In a statement, the Alzheimer's Association reiterates this point. While many older and middle aged people are now undertaking potentially brain-healthy but unproven steps, such as increased access to healthcare and increased physical and mental activity, whether that is actually affecting how many get dementia, "we simply do not know yet."
"However, even if the percentage of new cases in the population is going down (and we don't know for certain that it is) because the older population is growing at such a fast rate, dementia prevalence - that is, the total number of people with the disease - is continuing to rise. In other words, it is likely that prevalence is not going down but it could be increasing at a slightly slower pace," the statement notes.

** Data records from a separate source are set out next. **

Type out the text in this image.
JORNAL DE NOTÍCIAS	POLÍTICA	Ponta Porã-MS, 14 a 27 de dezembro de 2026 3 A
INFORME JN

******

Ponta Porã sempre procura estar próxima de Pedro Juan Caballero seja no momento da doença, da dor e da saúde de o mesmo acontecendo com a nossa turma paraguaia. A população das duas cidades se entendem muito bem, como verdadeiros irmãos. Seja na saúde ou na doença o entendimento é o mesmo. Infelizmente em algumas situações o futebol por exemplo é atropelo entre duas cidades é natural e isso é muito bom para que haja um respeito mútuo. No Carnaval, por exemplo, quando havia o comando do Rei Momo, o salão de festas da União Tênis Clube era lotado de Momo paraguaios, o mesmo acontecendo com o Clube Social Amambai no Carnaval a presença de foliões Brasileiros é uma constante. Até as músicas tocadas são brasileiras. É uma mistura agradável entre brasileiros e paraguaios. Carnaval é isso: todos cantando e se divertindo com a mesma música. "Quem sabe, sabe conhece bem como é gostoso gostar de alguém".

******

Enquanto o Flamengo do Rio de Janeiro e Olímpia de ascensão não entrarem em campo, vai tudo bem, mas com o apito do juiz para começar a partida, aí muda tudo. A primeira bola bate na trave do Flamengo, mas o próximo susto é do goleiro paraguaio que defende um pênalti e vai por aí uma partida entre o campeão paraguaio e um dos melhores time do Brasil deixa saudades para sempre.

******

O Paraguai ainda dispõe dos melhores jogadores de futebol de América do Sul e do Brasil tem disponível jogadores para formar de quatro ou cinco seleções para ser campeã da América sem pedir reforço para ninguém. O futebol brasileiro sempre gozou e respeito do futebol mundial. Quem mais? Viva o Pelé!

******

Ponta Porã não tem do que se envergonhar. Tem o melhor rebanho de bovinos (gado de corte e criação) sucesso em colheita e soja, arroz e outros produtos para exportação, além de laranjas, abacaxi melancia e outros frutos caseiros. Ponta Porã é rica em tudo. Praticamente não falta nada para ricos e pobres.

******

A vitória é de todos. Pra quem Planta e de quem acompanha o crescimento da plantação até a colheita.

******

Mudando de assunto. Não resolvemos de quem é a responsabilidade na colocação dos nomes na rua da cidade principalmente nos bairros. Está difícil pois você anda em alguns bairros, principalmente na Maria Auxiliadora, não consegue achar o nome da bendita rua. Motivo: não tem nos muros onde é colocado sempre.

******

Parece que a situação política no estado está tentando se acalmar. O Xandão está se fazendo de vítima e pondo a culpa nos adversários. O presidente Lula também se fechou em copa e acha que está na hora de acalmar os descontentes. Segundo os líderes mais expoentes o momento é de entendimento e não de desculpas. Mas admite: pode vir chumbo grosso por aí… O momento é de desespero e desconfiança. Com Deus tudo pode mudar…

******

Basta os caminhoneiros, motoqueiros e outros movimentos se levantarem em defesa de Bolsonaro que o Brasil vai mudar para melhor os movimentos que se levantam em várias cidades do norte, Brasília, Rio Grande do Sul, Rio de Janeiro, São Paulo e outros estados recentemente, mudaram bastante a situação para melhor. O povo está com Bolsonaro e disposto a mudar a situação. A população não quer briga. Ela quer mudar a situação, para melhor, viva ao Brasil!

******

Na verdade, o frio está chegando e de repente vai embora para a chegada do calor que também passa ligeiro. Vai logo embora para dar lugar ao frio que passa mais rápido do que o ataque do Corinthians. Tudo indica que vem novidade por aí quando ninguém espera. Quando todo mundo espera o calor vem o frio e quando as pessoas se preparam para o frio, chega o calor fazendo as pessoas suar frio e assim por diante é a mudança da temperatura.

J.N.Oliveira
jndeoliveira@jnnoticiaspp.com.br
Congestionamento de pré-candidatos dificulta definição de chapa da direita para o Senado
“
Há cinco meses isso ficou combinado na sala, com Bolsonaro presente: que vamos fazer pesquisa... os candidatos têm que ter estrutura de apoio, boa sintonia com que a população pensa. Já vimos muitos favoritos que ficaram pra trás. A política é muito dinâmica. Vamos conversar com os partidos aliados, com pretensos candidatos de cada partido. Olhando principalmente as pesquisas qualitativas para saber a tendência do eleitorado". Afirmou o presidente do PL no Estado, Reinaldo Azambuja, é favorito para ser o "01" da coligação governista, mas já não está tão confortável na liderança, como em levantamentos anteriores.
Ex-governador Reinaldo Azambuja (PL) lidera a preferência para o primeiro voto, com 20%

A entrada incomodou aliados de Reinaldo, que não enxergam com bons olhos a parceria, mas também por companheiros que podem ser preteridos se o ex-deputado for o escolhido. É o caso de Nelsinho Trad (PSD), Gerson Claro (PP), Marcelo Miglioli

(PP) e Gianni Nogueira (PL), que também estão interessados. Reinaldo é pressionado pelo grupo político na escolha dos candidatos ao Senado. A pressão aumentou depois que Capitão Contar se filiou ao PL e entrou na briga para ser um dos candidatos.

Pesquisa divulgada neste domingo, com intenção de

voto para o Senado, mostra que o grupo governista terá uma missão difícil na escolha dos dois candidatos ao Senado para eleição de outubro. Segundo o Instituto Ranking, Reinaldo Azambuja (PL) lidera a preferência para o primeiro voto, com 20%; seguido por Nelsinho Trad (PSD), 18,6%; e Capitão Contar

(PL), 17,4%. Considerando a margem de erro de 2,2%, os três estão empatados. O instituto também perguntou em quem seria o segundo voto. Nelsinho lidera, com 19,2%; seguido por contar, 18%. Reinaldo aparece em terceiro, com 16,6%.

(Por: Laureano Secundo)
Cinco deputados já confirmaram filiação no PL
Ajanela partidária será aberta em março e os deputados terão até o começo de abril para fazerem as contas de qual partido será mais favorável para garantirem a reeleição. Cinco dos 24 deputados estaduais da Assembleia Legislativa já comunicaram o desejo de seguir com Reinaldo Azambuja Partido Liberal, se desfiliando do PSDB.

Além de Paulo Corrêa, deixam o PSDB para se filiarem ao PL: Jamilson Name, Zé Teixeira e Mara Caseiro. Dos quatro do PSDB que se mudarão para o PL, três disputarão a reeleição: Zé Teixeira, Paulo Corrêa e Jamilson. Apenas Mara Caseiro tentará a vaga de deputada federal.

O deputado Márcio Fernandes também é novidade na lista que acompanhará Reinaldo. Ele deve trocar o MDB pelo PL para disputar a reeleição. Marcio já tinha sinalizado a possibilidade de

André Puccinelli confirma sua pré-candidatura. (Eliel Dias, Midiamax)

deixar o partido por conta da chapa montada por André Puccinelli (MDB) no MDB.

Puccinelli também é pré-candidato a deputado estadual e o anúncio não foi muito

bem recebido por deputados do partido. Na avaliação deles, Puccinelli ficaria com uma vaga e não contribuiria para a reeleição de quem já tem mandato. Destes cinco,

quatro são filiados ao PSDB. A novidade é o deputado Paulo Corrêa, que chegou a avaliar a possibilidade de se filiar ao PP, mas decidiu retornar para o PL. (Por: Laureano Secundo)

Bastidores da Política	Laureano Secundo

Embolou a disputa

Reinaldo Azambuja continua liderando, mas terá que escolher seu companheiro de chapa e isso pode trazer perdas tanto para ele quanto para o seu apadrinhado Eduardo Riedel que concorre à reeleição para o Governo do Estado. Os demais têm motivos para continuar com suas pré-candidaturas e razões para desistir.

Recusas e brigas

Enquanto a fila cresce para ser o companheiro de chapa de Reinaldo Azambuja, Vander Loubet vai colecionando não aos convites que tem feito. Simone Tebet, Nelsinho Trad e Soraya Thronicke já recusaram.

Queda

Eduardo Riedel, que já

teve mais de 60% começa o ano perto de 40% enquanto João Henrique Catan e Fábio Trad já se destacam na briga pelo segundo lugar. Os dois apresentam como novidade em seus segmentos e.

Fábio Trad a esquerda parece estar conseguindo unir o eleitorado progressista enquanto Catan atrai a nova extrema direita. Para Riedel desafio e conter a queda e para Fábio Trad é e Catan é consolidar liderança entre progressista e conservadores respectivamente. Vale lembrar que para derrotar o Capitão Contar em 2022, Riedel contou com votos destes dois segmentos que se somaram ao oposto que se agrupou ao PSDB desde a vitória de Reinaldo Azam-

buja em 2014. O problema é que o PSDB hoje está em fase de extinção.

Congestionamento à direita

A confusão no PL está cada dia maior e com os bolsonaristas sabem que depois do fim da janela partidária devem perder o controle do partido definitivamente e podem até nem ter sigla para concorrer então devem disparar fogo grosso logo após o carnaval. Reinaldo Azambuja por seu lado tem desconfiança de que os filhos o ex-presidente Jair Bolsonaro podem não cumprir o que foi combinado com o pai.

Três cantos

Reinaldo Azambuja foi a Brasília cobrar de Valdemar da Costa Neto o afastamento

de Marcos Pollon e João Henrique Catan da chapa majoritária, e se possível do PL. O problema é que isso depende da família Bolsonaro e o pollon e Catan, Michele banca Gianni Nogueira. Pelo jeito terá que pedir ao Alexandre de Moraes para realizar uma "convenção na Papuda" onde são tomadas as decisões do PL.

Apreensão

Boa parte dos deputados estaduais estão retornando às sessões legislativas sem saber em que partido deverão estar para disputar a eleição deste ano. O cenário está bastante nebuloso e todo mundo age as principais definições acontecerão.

This particular study used different methods from those in current prevalence studies in the United States, and it is not expected to have implications for dementia prevalence estimates in the United States, the statement adds.
"What we do know for certain is that Alzheimer's disease and related dementias are an enormous and growing problem, affecting tens of millions of individuals and families worldwide," the Association concludes."The problem will get bigger and more burdensome as the global population continues to age. The tools we have now for diagnosis - especially early detection - and treatment are relatively ineffective by many standards and urgently need improvement."